Consider trucks traveling eastbound between the industrial centers of Secaucus, N.J., and Maspeth, Queens. Some truck drivers today elect to drive through midtown Manhattan, shouldering the heavy Lincoln Tunnel toll rather than adding miles (and, likely, minutes) to skirt Manhattan by way of the George Washington Bridge, the Trans-Manhattan Expressway and the Cross-Bronx. Under MTA Scenario A, the additional $20 to $40 congestion toll will draw some of those trips away from the Lincoln and to the circumferential route.
As a result, Scenarios A and B appear to divert more truck traffic to the Bronx than do the other five scenarios, C through G, which “credit” tunnel trips for paying existing tolls instead of adding to the charges. Thus, Scenario A — the sole scenario for which the environmental assessment provides pollution increments or decrements (as shown in the assessment’s Table 10-8, which we reproduced above) — almost certainly (along with Scenario B) represents a worst case for Bronx air pollution impacts from congestion pricing.
Other conservatisms
Another conservatism in our analysis is one that appears to have been baked into the MTA’s environmental assessment: Reductions in car travel caused by future transit improvements paid for with congestion pricing revenues apparently are not credited, presumably because those improvements will take time to materialize fully. As they do, they will improve air quality not only by removing more vehicles from the roads but also by increasing highway and street travel speeds and thus enabling trucks to travel slightly faster, reducing their emissions. Those benefits are not counted here, however.
Finally, non-air quality benefits to health do not appear to have been included in the environmental assessment — at least not in the top-line results. VMT reductions generate not just improved air quality but greater participation in “active” travel (walking and cycling) and, thus, quality and longevity of life, as well as fewer crashes and quieter streets, which bring their own health benefits. These, too, would become more pronounced over time as more congestion revenues are transmuted into improved public transit and lower VMT.
Streetsblog contributor Charles Komanoff (@Komanoff), author of "The Price of Power: Electric Utilities and the Environment," has published in the Journal of the Air Pollution Control Association, Nuclear Safety, and other peer-reviewed journals.

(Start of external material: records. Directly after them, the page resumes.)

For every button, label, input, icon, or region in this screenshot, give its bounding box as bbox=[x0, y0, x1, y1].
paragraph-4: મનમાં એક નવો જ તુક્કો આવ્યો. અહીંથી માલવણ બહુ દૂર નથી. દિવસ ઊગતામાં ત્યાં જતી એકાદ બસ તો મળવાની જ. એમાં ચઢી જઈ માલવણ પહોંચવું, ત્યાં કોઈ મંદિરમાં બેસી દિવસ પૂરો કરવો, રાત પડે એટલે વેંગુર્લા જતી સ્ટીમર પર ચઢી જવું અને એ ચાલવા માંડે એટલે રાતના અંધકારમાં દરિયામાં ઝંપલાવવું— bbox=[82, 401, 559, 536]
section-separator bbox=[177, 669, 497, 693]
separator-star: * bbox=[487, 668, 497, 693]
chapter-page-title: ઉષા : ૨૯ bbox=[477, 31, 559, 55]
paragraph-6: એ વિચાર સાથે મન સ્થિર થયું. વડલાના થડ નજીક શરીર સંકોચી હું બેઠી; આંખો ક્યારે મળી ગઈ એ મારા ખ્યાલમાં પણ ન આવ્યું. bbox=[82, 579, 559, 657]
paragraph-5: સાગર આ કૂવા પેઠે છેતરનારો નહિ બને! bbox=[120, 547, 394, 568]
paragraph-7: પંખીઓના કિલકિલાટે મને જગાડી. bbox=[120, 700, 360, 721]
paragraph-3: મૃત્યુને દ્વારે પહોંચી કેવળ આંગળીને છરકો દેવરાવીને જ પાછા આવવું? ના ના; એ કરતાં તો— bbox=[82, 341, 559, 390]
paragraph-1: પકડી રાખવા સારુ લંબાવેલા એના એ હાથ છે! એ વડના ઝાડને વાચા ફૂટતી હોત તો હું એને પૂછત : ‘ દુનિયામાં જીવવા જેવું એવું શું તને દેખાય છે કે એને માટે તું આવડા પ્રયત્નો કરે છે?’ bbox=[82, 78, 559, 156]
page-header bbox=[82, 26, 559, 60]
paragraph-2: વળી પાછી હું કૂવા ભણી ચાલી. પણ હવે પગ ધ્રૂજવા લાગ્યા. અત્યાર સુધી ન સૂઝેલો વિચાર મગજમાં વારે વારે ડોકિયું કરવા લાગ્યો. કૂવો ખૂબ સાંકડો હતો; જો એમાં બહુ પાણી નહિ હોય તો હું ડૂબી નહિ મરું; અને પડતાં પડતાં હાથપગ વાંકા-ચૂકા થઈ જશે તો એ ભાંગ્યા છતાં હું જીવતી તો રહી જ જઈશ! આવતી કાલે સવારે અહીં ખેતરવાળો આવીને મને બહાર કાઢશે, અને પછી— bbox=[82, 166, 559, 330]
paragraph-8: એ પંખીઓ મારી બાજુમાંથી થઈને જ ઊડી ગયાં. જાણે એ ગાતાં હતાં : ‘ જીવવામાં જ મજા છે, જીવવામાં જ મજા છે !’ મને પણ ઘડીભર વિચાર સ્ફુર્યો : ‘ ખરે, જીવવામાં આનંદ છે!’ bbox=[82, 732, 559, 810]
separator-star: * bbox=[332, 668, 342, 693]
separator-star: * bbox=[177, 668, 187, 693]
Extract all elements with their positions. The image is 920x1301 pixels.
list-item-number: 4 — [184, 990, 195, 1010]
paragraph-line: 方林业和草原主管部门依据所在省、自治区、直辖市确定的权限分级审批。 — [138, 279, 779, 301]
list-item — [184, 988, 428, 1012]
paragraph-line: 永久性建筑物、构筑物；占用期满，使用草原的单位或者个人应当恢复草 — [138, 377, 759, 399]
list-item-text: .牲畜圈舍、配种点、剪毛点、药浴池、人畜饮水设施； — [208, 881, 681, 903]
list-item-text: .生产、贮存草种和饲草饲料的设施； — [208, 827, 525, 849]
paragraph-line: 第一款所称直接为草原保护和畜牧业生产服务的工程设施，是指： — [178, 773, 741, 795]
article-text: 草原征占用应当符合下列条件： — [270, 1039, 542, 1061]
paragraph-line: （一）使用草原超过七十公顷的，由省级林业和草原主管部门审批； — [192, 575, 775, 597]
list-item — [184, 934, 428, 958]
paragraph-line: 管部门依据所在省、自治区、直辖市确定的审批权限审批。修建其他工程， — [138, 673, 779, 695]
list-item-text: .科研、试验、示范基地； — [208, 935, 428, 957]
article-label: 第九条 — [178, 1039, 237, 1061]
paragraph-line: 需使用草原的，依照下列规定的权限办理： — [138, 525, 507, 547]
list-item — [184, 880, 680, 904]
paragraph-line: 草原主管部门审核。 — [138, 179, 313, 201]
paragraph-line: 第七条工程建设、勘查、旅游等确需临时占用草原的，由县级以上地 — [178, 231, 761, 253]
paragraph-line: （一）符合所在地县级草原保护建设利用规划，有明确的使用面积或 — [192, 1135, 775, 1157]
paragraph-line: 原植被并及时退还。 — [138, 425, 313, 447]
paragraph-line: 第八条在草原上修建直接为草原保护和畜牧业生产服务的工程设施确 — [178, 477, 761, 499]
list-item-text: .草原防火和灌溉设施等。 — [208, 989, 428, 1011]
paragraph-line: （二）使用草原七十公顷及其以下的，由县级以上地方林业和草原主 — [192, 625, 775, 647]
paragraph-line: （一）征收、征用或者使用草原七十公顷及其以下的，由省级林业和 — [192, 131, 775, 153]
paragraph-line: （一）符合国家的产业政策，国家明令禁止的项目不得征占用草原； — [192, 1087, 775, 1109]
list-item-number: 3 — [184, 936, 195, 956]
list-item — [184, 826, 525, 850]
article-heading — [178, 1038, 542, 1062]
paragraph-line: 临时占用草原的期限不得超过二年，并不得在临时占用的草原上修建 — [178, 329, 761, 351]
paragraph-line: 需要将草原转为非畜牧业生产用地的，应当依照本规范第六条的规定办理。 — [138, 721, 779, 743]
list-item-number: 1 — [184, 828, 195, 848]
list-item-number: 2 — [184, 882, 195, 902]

His “Balanced Transportation Analyzer” was the primary analytical tool used by New York State’s “Fix NYC” panel to study congestion pricing in 2017-2018, and is cited in the MTA’s 2022 draft environmental assessment of congestion pricing.
Daniel Gutman was the chief analyst for the EPA's review of Westway, a six-lane interstate highway proposed for Manhattan’s West Side. He later worked with the Environmental Defense Fund and the Natural Resources Defense Council in a largely successful effort to limit and reduce power-plant air emissions.